Surface plasmon enhanced absorption and suppressed transmission in periodic arrays of graphene ribbons

TL;DR

This paper theoretically investigates how periodic arrays of graphene ribbons can enhance absorption and suppress transmission through resonance diffraction, revealing complex plasmonic behaviors influenced by carrier relaxation times.

Contribution

It provides a systematic theoretical analysis of resonance diffraction in graphene ribbon arrays, highlighting the impact of carrier relaxation times on resonance richness and transmission suppression.

Findings

Higher relaxation times lead to more resonances and complete transmission suppression.

Resonant features are linked to leaky plasmonic modes.

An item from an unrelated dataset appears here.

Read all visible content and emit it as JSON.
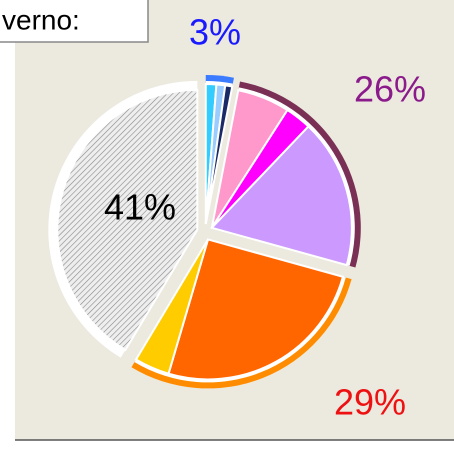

The longest-wavelength resonance shows the highest transmission dip and significant spectral shifts.

Abstract

Resonance diffraction in the periodic array of graphene micro-ribbons is theoretically studied following a recent experiment [L. Ju et al, Nature Nanotech. 6, 630 (2011)]. Systematic studies over a wide range of parameters are presented. It is shown that a much richer resonant picture would be observable for higher relaxation times of charge carriers: more resonances appear and transmission can be totally suppressed. The comparison with the absorption cross-section of a single ribbon shows that the resonant features of the periodic array are associated with leaky plasmonic modes. The longest-wavelength resonance provides the highest visibility of the transmission dip and has the strongest spectral shift and broadening with respect to the single-ribbon resonance, due to collective effects.